Graph lowering - all PyTorch operations are decomposed into their constituent kernels specific to the chosen backend.
Graph compilation - the kernels call their corresponding low-level device-specific operations.
Select device for inference and enable or disable saving the optimized model files to a hard drive, after the first application run. This makes them available for the following application executions, reducing the first-inference latency. Read more about available Environment Variables options
import requests
r = requests.get(
url="https://raw.githubusercontent.com/openvinotoolkit/openvino_notebooks/latest/utils/notebook_utils.py",
)
open("notebook_utils.py", "w").write(r.text)
from notebook_utils import device_widget
device = device_widget()
device
Dropdown(description='Device:', options=('CPU', 'GPU.0', 'GPU.1', 'AUTO'), value='CPU')
import ipywidgets as widgets
model_caching = widgets.Dropdown(
options=[True, False],
value=True,
description="Model caching:",
disabled=False,
)
model_caching
Dropdown(description='Model caching:', options=(True, False), value=True)
To use torch.compile() method, you just need to add an import statement and define the OpenVINO backend:
# this import is required to activate the openvino backend for torchdynamo
import openvino.torch # noqa: F401
pipe.unet = torch.compile(
pipe.unet,
backend="openvino",
options={"device": device.value, "model_caching": model_caching.value},
)
**Note**: Read more about available `OpenVINO
backends <https://docs.openvino.ai/2024/openvino-workflow/torch-compile.html#how-to-use>`__
Run Image generation#
prompt = "a photo of an astronaut riding a horse on mars"

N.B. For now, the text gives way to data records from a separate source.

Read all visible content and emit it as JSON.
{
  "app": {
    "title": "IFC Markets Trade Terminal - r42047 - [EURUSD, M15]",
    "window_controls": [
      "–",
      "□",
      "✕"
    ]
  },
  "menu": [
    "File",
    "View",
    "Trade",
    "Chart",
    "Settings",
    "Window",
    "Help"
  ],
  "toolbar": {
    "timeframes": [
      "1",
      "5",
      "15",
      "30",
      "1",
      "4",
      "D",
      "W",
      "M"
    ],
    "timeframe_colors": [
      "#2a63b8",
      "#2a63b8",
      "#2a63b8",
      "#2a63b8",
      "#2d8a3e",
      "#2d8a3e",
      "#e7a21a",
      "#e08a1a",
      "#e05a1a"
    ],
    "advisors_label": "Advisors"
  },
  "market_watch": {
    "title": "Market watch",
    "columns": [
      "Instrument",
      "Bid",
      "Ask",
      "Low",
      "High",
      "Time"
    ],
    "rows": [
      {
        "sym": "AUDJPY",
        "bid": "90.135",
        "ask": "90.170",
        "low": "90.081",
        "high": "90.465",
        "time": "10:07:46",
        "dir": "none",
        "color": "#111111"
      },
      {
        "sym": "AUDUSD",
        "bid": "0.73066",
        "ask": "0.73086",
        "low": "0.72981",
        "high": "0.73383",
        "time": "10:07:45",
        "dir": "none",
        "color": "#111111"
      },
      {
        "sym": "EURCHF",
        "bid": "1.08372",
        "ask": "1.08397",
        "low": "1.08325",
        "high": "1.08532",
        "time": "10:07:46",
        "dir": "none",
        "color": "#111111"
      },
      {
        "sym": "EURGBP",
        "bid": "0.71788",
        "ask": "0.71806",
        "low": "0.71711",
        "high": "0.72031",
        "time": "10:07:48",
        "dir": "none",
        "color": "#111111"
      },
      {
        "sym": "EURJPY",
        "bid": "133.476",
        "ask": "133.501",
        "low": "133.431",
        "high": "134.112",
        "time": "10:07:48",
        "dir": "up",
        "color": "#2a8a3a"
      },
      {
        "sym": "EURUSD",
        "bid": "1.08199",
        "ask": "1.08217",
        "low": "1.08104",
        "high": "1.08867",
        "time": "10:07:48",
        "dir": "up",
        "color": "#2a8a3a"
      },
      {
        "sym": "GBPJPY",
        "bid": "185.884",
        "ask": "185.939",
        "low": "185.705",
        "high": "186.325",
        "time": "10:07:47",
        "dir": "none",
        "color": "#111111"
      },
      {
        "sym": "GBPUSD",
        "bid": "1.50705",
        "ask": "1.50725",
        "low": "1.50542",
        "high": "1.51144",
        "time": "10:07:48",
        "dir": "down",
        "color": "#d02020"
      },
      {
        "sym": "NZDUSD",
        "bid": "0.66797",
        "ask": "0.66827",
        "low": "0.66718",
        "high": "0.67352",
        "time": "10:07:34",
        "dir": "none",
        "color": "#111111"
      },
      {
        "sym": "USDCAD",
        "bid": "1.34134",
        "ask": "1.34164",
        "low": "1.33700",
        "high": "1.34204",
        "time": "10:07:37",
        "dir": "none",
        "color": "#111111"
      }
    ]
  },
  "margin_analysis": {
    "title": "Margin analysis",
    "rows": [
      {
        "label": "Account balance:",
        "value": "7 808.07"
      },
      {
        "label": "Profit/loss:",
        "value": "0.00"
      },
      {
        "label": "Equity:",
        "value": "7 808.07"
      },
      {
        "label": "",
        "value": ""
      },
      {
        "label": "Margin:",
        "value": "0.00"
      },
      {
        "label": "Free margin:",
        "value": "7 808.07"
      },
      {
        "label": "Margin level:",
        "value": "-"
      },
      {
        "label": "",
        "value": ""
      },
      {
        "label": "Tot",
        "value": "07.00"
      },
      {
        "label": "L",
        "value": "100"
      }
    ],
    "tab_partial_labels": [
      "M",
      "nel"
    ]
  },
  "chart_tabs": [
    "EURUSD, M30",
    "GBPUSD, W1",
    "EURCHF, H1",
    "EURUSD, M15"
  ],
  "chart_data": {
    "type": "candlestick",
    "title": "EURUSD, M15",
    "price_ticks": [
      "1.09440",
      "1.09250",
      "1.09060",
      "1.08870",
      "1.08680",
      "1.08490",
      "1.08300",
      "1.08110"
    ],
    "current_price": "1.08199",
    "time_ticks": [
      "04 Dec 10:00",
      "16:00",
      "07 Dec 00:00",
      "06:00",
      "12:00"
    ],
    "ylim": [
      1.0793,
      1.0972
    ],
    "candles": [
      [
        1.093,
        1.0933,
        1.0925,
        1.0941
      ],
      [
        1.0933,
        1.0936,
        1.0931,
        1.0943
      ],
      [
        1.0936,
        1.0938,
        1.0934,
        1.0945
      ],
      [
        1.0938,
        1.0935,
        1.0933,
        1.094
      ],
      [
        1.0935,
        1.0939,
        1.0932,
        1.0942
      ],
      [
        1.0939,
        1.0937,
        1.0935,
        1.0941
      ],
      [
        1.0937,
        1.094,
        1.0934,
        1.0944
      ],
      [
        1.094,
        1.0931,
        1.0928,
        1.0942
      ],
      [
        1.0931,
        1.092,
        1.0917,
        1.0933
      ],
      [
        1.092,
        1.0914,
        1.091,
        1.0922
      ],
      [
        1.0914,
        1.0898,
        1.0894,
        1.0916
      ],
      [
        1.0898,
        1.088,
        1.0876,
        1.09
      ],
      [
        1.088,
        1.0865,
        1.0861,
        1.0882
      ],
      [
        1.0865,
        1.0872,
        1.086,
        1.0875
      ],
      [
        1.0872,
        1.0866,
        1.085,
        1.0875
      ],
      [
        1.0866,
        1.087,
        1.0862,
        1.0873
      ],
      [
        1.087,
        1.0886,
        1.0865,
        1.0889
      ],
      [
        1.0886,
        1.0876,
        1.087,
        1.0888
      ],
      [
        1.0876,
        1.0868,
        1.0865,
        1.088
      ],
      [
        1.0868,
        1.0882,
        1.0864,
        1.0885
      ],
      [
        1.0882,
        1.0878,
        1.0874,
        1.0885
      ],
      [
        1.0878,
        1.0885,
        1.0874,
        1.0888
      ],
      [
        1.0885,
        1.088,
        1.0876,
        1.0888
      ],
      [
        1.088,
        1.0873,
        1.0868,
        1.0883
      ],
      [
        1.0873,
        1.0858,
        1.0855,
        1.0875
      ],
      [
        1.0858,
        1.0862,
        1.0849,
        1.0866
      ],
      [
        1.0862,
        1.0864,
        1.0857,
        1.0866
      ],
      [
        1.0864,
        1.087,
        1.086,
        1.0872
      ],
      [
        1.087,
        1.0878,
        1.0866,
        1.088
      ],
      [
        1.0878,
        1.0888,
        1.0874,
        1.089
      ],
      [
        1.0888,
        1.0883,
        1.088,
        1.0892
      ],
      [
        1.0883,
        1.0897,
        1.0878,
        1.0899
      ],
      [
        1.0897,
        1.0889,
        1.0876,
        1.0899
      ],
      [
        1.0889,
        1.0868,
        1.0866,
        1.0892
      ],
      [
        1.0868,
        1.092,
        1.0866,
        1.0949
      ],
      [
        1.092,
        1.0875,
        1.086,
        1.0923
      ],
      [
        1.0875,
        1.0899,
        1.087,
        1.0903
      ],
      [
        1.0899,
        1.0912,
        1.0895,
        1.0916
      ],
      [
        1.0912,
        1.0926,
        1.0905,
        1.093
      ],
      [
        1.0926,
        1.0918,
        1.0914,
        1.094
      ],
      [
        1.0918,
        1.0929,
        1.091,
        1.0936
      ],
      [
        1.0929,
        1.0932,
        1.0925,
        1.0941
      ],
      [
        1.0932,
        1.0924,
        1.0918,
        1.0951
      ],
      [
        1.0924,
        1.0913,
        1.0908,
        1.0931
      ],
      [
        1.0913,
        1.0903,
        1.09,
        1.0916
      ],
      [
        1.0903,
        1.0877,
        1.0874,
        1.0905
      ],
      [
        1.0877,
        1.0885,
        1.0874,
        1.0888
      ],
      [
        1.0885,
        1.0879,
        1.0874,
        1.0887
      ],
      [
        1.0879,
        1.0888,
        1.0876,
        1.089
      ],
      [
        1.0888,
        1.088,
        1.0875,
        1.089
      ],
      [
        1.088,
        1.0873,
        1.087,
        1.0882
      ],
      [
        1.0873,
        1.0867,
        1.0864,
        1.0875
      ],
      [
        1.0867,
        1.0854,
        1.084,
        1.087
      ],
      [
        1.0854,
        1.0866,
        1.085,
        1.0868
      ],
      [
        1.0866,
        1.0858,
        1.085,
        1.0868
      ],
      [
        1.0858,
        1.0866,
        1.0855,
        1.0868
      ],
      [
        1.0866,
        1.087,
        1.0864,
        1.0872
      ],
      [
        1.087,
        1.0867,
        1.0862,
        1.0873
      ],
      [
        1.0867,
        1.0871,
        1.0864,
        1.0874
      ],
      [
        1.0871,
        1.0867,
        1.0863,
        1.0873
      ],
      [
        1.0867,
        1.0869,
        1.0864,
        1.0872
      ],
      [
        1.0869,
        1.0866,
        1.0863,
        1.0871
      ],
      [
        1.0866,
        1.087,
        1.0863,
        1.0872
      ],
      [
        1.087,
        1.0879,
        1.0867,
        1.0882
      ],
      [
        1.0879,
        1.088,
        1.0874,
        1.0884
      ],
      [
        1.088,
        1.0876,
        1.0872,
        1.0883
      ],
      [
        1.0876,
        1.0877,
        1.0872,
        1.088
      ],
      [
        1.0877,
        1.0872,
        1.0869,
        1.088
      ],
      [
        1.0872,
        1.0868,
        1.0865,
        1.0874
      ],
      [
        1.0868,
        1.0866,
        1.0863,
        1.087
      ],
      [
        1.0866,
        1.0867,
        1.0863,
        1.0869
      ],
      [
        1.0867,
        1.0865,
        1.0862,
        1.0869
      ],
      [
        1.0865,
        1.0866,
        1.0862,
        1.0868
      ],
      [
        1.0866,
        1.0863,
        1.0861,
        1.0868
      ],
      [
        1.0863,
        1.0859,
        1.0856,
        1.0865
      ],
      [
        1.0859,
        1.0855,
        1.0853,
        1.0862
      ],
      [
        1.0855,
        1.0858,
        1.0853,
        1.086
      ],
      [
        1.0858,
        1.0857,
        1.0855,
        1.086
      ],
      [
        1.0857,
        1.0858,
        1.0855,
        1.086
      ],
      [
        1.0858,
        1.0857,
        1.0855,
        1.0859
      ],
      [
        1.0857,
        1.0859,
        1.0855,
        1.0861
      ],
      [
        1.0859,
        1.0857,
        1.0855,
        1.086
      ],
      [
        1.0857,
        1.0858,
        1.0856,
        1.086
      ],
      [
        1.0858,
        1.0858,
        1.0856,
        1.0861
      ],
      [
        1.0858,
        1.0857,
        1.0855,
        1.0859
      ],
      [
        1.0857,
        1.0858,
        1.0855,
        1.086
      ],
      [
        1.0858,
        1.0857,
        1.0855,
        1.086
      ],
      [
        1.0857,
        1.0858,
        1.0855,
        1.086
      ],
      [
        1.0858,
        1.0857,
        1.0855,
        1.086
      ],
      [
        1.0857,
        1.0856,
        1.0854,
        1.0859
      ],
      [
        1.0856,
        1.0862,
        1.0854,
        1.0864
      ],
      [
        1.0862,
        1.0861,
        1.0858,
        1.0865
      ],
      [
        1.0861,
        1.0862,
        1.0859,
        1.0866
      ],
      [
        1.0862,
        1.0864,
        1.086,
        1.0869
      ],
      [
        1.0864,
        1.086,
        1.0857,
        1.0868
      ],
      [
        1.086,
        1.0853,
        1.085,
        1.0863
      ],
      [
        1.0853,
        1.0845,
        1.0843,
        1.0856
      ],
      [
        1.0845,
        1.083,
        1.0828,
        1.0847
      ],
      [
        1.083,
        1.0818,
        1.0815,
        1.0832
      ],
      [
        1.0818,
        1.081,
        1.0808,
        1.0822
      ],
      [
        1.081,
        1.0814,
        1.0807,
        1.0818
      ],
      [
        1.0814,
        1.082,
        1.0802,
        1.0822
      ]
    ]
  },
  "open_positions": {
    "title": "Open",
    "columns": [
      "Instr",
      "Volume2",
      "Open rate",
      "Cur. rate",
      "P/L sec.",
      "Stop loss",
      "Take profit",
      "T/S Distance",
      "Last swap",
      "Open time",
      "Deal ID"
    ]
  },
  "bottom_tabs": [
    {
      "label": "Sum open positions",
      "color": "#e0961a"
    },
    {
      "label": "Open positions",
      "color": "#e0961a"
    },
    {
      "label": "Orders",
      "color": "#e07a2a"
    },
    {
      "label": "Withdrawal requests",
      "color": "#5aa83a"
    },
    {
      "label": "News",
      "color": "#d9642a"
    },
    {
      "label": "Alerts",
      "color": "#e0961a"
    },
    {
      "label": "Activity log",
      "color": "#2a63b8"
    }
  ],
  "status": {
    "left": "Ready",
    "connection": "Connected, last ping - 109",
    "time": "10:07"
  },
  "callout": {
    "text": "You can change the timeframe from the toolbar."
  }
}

image = pipe(prompt).images[0]
image
0%| | 0/50 [00:00<?, ?it/s]
Interactive demo#
Now you can start the demo, choose the inference mode, define prompts (and input image for Image-to-Image generation) and run inference pipeline. Optionally, you can also change some input parameters.
import requests
from pathlib import Path
if not Path("gradio_helper.py").exists():
r = requests.get(
url="https://raw.githubusercontent.com/openvinotoolkit/openvino_notebooks/latest/notebooks/stable-diffusion-torchdynamo-backend/gradio_helper.py"
)
open("gradio_helper.py", "w").write(r.text)
from gradio_helper import make_demo
demo = make_demo(model_id)
try:
demo.queue().launch(debug=True)
except Exception:
demo.queue().launch(share=True, debug=True)
# if you are launching remotely, specify server_name and server_port
# demo.launch(server_name='your server name', server_port='server port in int')
# Read more in the docs: https://gradio.app/docs/
Automatic1111 Stable Diffusion WebUI is an open-source repository that hosts a browser-based interface for the Stable Diffusion based image generation. It allows users to create realistic and creative images from text prompts. Stable Diffusion WebUI is supported on Intel CPUs, Intel integrated GPUs, and Intel discrete GPUs by leveraging OpenVINO torch.compile capability. Detailed instructions are available inStable Diffusion WebUI repository.